Author(s): Xiaolong Zhang; Faxing Zhang; Liyuan Zhang
Linked Author(s): Faxing Zhang
Keywords: Dam-Break Flood Inversion Remote Sensing Imagery Disaster Prediction and Assessment
Abstract: In the early hours of June 6,2023, the Kakhovka Dam in Ukraine collapsed following an explosion, causing catastrophic downstream flooding. This event represents the most severe dam failure in the ongoing Russia-Ukraine conflict. Due to the dam's early construction and limited publicly available parameters, key data on downstream subaqueous riverbed topography remain inaccessible.
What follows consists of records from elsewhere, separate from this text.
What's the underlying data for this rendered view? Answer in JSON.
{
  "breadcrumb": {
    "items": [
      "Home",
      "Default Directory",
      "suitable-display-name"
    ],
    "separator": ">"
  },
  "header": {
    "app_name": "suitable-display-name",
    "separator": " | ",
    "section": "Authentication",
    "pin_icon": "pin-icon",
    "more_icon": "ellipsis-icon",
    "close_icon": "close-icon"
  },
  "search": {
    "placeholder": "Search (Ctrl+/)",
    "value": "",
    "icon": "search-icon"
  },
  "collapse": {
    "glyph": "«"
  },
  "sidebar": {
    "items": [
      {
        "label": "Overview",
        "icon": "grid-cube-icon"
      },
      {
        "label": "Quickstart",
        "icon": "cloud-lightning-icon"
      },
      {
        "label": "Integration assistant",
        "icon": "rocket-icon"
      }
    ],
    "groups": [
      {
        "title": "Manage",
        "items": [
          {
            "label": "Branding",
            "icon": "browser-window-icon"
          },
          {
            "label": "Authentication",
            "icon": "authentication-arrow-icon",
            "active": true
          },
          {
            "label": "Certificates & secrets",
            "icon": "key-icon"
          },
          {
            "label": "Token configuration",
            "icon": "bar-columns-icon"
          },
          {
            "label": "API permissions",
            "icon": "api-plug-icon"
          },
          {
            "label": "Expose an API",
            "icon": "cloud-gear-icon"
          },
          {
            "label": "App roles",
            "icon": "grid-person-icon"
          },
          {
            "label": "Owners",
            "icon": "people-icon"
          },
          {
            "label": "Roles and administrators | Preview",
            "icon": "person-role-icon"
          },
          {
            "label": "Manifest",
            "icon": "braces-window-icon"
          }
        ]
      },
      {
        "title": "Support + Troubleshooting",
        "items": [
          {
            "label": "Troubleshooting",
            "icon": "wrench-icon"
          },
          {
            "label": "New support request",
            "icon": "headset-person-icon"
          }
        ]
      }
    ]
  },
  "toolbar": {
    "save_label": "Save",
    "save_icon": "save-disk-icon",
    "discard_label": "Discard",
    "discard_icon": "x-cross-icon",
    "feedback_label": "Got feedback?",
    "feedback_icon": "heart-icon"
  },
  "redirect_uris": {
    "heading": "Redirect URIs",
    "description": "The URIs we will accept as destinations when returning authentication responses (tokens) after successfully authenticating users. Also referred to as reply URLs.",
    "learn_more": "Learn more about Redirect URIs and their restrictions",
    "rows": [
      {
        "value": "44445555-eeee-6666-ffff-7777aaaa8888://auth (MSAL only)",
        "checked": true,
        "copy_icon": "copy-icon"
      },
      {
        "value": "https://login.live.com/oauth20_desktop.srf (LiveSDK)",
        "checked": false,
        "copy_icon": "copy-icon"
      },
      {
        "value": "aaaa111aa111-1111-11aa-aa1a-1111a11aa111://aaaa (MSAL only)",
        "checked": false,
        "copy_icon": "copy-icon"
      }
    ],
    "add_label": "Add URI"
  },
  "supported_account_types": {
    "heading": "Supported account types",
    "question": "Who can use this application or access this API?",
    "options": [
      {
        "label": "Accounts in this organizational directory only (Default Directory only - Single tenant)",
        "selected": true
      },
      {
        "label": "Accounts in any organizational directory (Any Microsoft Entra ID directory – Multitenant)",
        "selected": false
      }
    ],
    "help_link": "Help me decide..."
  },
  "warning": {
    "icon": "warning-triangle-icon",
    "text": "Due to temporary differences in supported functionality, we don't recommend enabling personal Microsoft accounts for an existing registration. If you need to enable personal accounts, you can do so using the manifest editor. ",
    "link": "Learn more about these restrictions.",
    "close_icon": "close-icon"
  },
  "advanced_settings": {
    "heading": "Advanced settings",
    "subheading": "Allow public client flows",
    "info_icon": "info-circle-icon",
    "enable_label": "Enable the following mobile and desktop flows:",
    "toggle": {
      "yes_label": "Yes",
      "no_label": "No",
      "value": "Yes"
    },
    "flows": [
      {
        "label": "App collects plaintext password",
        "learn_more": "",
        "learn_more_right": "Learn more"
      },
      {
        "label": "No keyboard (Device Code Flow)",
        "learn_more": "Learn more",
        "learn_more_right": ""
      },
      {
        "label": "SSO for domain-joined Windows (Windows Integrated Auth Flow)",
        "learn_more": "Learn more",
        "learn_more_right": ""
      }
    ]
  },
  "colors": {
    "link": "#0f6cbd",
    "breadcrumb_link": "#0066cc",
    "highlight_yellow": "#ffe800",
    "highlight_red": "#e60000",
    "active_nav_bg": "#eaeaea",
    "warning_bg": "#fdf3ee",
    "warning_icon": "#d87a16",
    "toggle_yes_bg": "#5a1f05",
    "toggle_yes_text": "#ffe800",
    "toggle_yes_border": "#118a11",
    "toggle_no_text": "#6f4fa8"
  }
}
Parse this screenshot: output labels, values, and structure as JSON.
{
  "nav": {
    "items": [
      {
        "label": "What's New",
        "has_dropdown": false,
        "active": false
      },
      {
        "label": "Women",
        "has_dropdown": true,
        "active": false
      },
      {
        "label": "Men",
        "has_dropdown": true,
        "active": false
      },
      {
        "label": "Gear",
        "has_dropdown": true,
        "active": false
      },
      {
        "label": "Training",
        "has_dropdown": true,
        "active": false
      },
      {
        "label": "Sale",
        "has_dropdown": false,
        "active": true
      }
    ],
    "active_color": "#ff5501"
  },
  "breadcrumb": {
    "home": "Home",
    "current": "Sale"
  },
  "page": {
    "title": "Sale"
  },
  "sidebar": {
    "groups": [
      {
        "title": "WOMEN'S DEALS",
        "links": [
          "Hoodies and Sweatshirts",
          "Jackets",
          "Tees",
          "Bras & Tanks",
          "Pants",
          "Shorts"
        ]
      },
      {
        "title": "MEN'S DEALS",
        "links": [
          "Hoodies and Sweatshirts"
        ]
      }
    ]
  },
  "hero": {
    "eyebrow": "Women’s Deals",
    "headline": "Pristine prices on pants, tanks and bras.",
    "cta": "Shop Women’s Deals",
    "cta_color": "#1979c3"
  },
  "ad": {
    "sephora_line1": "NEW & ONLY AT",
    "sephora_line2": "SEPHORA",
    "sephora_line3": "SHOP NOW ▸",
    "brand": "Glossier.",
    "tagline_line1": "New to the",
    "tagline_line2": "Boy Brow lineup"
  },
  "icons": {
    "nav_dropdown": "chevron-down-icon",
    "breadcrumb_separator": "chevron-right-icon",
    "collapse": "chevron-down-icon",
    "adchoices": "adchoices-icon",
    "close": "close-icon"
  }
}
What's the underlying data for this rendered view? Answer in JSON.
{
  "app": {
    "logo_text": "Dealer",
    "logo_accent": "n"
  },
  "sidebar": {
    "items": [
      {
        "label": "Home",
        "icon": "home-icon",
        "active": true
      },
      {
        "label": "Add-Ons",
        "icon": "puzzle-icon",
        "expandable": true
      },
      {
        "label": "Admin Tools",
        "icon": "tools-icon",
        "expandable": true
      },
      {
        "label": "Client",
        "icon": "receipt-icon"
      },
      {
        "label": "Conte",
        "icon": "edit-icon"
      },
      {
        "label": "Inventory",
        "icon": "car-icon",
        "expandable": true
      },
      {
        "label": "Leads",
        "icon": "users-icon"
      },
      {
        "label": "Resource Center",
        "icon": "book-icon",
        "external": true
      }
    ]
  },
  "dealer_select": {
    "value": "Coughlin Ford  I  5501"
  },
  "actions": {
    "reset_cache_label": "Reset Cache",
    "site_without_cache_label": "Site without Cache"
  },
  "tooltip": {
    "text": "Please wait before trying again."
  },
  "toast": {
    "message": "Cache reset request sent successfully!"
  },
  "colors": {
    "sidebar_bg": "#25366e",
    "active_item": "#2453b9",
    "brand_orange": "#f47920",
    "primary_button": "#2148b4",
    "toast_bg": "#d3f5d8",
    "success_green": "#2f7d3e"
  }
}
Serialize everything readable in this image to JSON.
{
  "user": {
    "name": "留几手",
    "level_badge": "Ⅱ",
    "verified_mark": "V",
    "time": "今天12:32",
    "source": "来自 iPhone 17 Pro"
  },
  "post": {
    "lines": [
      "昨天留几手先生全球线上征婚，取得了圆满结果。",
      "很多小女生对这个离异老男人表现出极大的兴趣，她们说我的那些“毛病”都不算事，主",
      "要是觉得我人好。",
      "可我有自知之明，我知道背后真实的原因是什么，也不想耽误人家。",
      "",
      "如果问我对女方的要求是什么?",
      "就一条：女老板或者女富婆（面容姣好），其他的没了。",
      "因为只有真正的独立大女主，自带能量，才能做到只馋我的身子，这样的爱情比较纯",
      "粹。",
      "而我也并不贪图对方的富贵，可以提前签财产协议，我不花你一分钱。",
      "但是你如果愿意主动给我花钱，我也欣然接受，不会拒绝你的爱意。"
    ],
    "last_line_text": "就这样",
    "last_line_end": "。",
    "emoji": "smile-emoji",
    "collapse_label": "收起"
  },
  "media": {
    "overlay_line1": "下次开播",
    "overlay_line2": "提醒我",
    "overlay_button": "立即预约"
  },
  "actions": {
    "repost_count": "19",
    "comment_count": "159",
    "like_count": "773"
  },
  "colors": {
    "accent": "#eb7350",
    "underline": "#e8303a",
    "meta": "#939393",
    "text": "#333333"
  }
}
While satellite remote sensing enables rapid acquisition of topographic data for the downstream floodplain, it cannot directly capture underwater riverbed profiles. Existing dam-break flood models often rely on raw digital elevation model (DEM) data, neglecting riverbed depth, and few studies have comprehensively examined how riverbed depth influences the evolution of dam-break floods across downstream channels and floodplains. This study integrates readily available above-water topographic data with satellite imagery of the dam breach development to construct a two-dimensional hydrodynamic model of the Kakhovka Dam collapse. By assuming varying downstream riverbed depths, we simulate the flood propagation in the lower Dnipro River basin. Comparisons between simulation results and satellite remote sensing data reveal a significant influence of riverbed depth on flood evolution. Consequently, in emergency modeling of dam-break scenarios, downstream riverbed topography should be considered a critical sensitivity factor. Calibration of underwater riverbed profiles can leverage pre-flood remote sensing imagery or historical flood hydrological data for improved accuracy.
Year: 2025